Excavations carried out at the suggestive Castle of Santa Severa have brought to light two temples and other cultic fortifications. The oldest one (temple B) is dedicated to the divinity Uni, assimilated to the Phoenician Astarte and dated back to the end of the VI century BC.

The most recent and most majestic (temple A) dates back to the first half of the V century BC and is dedicated to the Greek Leukothea.
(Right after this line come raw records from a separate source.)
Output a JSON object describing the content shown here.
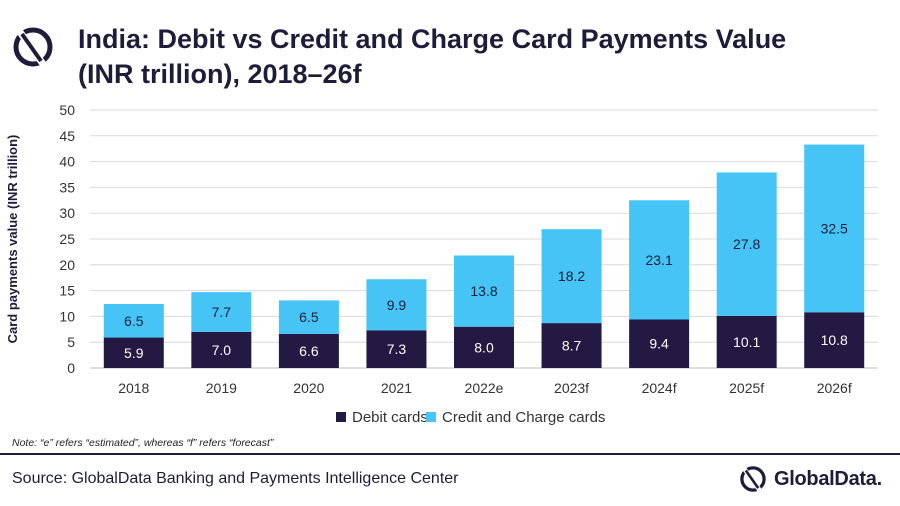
{
  "header": {
    "title_line1": "India: Debit vs Credit and Charge Card Payments Value",
    "title_line2": "(INR trillion), 2018–26f"
  },
  "chart_data": {
    "type": "bar",
    "stacked": true,
    "categories": [
      "2018",
      "2019",
      "2020",
      "2021",
      "2022e",
      "2023f",
      "2024f",
      "2025f",
      "2026f"
    ],
    "series": [
      {
        "name": "Debit cards",
        "color": "#231942",
        "label_color": "#ffffff",
        "values": [
          5.9,
          7.0,
          6.6,
          7.3,
          8.0,
          8.7,
          9.4,
          10.1,
          10.8
        ]
      },
      {
        "name": "Credit and Charge cards",
        "color": "#45c4f5",
        "label_color": "#1d1d3a",
        "values": [
          6.5,
          7.7,
          6.5,
          9.9,
          13.8,
          18.2,
          23.1,
          27.8,
          32.5
        ]
      }
    ],
    "ylabel": "Card payments value (INR trillion)",
    "xlabel": "",
    "ylim": [
      0,
      50
    ],
    "yticks": [
      0,
      5,
      10,
      15,
      20,
      25,
      30,
      35,
      40,
      45,
      50
    ],
    "grid": true,
    "legend_position": "bottom"
  },
  "footer": {
    "note": "Note: “e” refers “estimated”, whereas “f” refers “forecast”",
    "source": "Source: GlobalData Banking and Payments Intelligence Center",
    "brand": "GlobalData."
  },
  "colors": {
    "navy": "#1d1d3a",
    "grid": "#d9d9d9"
  }
}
She was the goddess of dawn associated with the generation of life, with which Cere intended to reaffirm its power after the defeat suffered by the Etruscans in 474 BC against the Greeks of Syracuse in the waters of Cumae.

Temple A, preserved as the nearby temple B only in its mighty foundations, was decorated with terracotta high reliefs; the central one, representing one of the culminating moments of the Greek myth of the Seven in Thebes, was the subject of a complex restoration and is now exhibited at the Museum of Villa Giulia.

Of extraordinary importance is the discovery in 1964 of the famous gold leaves, of Etruscan and Phoenician era, which recall the dedication of the temple by the ‘king of Caere’ Thefarie Velianas to the goddess Uni / Astarte. A copy of the ancient leaves is present in the museum, where you can admire an exhibition of fragments of various ceramics, terracotta overlapping the wooden roof and a high relief that represents a Gigantomachy in proportion of three quarters with respect to the real sizes.